Yes, outside it had begun to rain heavily, each drop grazing the night sky through a blister of scant streetlights. All day it had drizzled incessantly. It was not altogether unpleasant, but the drizzle fell a precious sensation upon the skin. The grimmest nuisance was the darkness. How dark it was! Even at noon there had been so little light. But that added only to the gloom that I found quite appealing. When the steam engines passed us, its great chokes of smoke bellowed into the air and moments later a scattering of soot would land on us. My niece stood and waved at the people on the passing train. Children waving at passengers on passing trains warmed my heart as it has always done. The trains went back & forth; still, she waved.
Santa’s grotto was in an old hall. It was empty when we arrived, as it was late in the day. Santa was tired and having a twenty-minute rest. My niece was admitted into the repurposed train in which Santa was sat. There was also a young man on his own. He was perhaps no older than twenty. Across his skull was a bare strip of flesh that split his thick hair in two. He titled his head and spittle clung to his lips. His voice drawled. He told us how excited he was to see Santa. Earlier on I had overheard one of the station employees talking to another, asking if there were any train presents left. ‘We have cars for the boys.’ ‘No, it can’t be a car, he doesn’t love cars, he loves trains.’ ‘I’ll have a look.’ The young man told my mum how Christmas was his favourite time of the year; my mum said it was hers, too.
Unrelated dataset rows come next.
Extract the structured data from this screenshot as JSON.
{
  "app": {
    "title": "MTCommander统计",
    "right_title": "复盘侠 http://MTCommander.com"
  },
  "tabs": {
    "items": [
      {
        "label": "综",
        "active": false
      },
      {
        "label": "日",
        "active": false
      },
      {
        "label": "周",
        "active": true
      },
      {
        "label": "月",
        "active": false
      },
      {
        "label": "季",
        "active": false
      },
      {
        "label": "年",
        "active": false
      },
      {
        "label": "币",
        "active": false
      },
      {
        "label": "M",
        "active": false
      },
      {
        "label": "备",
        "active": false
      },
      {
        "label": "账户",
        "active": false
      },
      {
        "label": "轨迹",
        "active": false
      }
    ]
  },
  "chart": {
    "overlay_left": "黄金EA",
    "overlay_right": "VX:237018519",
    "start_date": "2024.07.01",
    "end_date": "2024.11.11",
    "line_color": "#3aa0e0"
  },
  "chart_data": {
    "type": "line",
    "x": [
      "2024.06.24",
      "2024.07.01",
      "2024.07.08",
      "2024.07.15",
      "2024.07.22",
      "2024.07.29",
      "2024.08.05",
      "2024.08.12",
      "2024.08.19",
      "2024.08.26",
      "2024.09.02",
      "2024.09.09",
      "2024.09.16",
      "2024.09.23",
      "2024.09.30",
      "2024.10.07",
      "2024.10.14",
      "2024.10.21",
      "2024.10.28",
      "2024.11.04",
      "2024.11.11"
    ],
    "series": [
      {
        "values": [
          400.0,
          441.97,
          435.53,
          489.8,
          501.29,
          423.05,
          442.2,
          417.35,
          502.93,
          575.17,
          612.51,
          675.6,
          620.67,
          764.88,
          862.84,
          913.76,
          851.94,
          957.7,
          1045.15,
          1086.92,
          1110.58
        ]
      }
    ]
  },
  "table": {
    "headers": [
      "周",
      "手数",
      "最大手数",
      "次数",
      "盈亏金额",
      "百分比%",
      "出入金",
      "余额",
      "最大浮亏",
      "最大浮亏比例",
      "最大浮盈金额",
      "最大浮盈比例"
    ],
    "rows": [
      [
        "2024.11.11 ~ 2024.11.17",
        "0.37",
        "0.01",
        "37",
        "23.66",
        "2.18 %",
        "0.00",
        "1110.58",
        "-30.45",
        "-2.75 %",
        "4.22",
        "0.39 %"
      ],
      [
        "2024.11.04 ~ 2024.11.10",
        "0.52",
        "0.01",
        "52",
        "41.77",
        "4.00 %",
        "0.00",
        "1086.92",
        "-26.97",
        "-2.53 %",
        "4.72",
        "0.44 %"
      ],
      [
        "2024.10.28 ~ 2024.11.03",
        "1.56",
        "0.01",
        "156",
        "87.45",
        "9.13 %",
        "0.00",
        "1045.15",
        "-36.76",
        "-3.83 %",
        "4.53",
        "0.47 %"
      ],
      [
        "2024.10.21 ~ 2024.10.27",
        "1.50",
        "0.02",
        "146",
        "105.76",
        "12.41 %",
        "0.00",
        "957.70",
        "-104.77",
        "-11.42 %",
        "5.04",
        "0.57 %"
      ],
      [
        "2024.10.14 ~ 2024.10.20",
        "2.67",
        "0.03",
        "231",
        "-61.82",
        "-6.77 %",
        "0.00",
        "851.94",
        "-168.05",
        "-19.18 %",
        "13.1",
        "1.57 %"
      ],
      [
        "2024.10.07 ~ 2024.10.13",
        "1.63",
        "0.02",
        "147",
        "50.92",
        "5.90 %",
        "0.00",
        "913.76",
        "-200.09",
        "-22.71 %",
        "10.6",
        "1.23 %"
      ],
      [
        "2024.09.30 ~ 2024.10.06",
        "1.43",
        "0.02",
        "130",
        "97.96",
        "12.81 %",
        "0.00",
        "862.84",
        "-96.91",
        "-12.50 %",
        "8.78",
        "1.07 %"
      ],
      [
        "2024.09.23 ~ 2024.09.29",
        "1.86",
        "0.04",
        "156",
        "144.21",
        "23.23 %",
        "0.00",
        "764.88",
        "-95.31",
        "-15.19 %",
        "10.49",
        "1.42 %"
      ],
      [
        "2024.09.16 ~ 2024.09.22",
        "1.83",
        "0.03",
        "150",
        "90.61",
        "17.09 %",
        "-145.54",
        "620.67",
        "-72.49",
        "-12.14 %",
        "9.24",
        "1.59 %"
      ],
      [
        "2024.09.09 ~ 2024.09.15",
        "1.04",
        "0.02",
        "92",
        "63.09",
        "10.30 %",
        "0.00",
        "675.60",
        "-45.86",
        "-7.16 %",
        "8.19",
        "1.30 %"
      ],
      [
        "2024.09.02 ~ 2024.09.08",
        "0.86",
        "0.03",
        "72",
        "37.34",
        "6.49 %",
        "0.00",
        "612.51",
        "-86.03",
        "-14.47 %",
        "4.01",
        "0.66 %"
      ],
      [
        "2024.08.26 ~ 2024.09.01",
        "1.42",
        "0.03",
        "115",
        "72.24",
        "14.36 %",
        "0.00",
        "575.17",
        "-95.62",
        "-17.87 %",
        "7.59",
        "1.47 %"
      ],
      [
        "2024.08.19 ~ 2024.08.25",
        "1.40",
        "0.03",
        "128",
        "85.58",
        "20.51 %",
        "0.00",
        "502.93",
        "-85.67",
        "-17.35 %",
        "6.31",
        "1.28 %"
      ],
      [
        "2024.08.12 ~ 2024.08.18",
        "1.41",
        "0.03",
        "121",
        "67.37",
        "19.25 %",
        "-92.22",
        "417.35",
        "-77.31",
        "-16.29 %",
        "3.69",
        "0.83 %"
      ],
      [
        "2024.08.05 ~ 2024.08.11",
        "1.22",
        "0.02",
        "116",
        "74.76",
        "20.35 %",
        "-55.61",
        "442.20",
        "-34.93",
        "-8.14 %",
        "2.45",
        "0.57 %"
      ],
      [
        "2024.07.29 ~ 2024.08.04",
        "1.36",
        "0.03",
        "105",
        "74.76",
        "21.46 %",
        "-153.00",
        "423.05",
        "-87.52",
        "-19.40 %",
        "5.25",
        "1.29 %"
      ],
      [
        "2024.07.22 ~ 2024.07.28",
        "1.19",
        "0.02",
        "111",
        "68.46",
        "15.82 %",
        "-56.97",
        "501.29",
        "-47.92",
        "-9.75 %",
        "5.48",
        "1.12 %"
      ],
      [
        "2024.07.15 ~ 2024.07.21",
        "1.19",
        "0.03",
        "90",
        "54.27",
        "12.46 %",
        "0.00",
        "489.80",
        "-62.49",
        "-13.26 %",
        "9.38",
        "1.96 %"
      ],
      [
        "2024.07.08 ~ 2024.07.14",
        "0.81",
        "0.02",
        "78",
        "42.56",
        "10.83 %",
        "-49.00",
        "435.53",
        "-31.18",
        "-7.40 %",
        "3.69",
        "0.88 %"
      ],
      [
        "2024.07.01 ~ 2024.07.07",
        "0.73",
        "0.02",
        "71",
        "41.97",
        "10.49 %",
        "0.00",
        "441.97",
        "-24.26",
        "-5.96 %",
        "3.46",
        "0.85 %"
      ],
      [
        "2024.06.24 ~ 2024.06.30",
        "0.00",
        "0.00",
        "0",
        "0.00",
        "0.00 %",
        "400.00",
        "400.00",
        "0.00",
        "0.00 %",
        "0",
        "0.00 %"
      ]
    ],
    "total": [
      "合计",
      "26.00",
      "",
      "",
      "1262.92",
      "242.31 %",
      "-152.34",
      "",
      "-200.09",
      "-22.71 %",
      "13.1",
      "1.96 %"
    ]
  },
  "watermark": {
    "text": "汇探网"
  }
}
He wanted videos of Thomas the Tank Engine for Christmas. Carefully tilting his head and shaping his lips, he made a perfect train whistle sound with his mouth. It was extraordinary. He was very proud of this sound and kept doing it. When Santa emerged from behind a curtain, he performed his train whistle for Santa as well. He told Santa what he wanted for Christmas. After he received his presented, he thanked Santa profusely and left. My niece regarded Santa suspiciously, and instead of thanking him, simply said—‘See you,’ hopped off her mother’s lap and ran outside to open it.
It was getting late now and becoming dark. The trains had stopped running. The smell of smoke lingered. I breathed it in deeply. We crossed the bridge over the tracks and got into the car home. The rain had ceased but the drizzle resumed. Windows in the distant houses chimed gold and magnificently tender in the night. My dad turned the heating up in the car and I soon fell asleep.